Il est bien évidemment aisé, voire de bon ton, de condamner un artiste dès lors qu’un usage immodéré de l’autotune imposerait ce chant popifiant et rap-à-l’eau, à l’image de ces ritournelles sans saveurs déferlant à longueur de temps dans les rayons des supermarchés.
Avec Nelson Beer, ce serait une erreur. D’ailleurs, peut-être même qu’il en use comme d’une provocation, cultivant un décalage entre une posture arty très tranchée, avec par exemple ses intrépides aventures bruitistes, ou encore cette poésie désenchantée, et un son ouvertement pop tendance club, bardé de nappes électro.
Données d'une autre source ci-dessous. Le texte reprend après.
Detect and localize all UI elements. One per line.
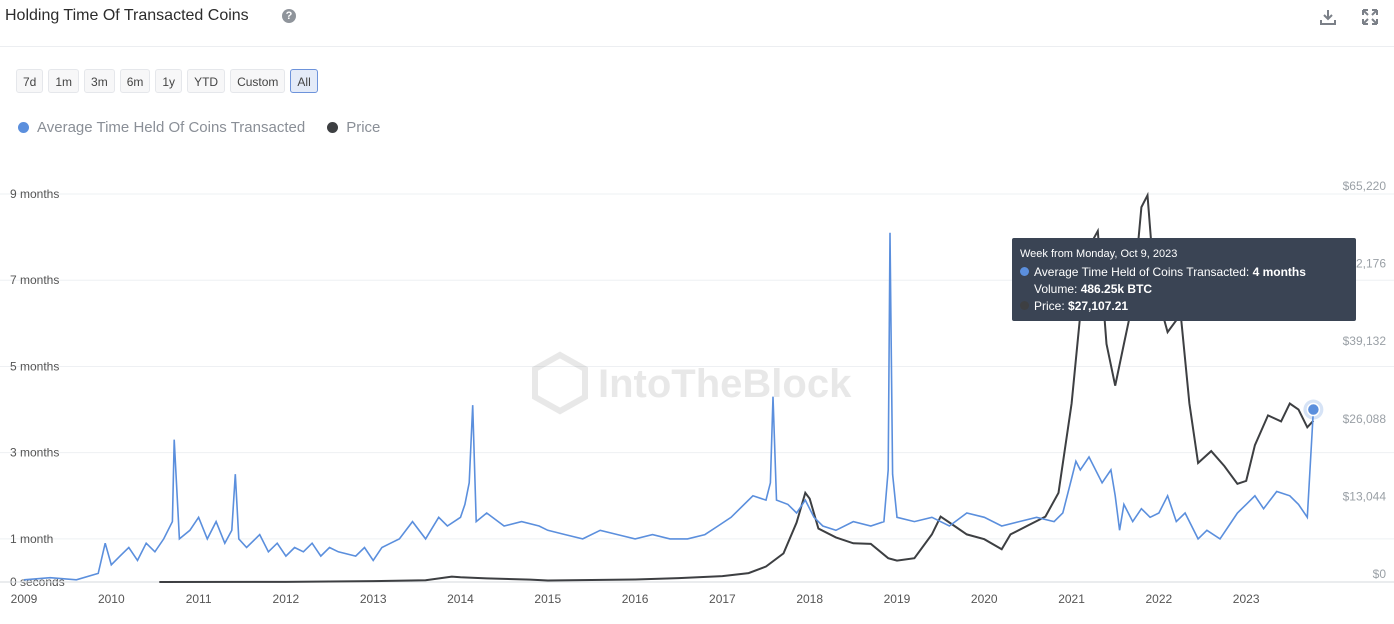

Par instant, il se fait bande-son d’une sorte d’expérimentation artistique (bande-son que Nelson Beer a d’ailleurs déjà composée dans le cadre d’expositions bien réelles) ; l’instant d’après le voilà singeant un refrain aux allures de tube FM.
La précision du travail de conception d’un univers sonore riche permet de déduire sans difficultés que ces fugaces instants constituent bien un moyen assumé pour former un cocktail dont le sens ne serait pas de faire du rap, de la musique de club ou de l’expérimentation musicale, mais bien de délivrer un (trop ?) court album, affichant sans complexe une double vérité, celle d’une volonté de séduire et celle d’assumer le chaos, à l’image d’un artiste décidément fascinant.